WMUN-LP
- Muncie, Indiana; United States;
- Channels: Analog: 26 (UHF);

Programming
- Affiliations: TBN

Ownership
- Owner: Full Gospel Business Men's Fellowship International; (Full Gospel Fellowship, Muncie Ind.);

History
- First air date: March 15, 1982
- Last air date: July 2010
- Former call signs: W32AC (1982–1995)
- Former channel numbers: Analog: 32 (UHF, 1982–2001)

Technical information
- Licensing authority: FCC
- Facility ID: 22860
- Class: TX
- ERP: 10.4 kW
- HAAT: 99 m (325 ft)
- Transmitter coordinates: 40°6′42.98″N 85°28′32″W﻿ / ﻿40.1119389°N 85.47556°W

Links
- Public license information: LMS

= WMUN-LP =

WMUN-LP (channel 26) was a low-power television station in Muncie, Indiana, United States. It was a repeater that broadcast programming from the Trinity Broadcasting Network via satellite with local programs and was known as ACTS-TV (Abundant Christian Television Service).

==History==
On March 15, 1982, the station signed on as W32AC, owned by Full Gospel Business Men's Fellowship International.

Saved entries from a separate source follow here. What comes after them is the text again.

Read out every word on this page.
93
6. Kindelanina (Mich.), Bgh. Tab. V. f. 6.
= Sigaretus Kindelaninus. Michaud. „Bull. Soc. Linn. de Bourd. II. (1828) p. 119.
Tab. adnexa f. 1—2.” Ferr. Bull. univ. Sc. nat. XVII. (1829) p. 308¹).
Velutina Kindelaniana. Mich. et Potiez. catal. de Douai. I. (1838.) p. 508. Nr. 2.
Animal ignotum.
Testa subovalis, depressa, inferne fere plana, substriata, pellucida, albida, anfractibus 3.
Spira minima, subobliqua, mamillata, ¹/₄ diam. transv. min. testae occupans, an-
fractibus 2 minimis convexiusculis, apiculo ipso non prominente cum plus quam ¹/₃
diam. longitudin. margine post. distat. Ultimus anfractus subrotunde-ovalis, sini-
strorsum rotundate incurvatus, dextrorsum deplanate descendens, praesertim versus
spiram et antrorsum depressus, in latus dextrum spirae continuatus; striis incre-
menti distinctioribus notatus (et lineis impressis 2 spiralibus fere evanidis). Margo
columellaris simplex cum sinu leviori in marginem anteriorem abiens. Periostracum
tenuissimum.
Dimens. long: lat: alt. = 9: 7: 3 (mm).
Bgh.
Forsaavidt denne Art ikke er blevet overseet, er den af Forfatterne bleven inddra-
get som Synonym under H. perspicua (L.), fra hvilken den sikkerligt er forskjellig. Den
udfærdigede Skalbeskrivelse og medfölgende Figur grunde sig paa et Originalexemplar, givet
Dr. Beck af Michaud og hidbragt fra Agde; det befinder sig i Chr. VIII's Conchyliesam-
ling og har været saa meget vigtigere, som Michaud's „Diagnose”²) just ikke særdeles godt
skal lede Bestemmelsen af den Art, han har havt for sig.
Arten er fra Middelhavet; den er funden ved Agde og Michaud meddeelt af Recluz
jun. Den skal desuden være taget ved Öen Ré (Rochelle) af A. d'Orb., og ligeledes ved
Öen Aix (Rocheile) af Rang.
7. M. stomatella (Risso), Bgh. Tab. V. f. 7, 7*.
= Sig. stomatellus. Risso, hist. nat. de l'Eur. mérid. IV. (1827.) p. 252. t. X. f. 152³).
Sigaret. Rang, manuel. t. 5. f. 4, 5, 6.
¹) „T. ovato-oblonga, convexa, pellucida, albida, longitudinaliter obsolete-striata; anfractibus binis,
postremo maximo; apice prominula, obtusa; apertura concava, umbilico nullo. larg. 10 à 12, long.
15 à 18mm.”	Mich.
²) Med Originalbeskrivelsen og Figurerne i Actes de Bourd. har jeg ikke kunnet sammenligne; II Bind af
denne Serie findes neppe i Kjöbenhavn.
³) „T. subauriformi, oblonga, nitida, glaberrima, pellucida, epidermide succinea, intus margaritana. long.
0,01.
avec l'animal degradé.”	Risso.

It carried programs from the PTL Satellite Network. By 1993, it aired limited local programming and content from the Trinity Broadcasting Network (TBN). The station changed its call sign to WMUN-LP in 1995 and moved from channel 32 to channel 26 in 2001.

The station ceased operations sometime during the week of July 18, 2010, after a lightning strike. The station's license was canceled by the Federal Communications Commission (FCC) on October 25, 2011, and its call sign deleted from the FCC's database, due to the station having been silent for more than twelve months.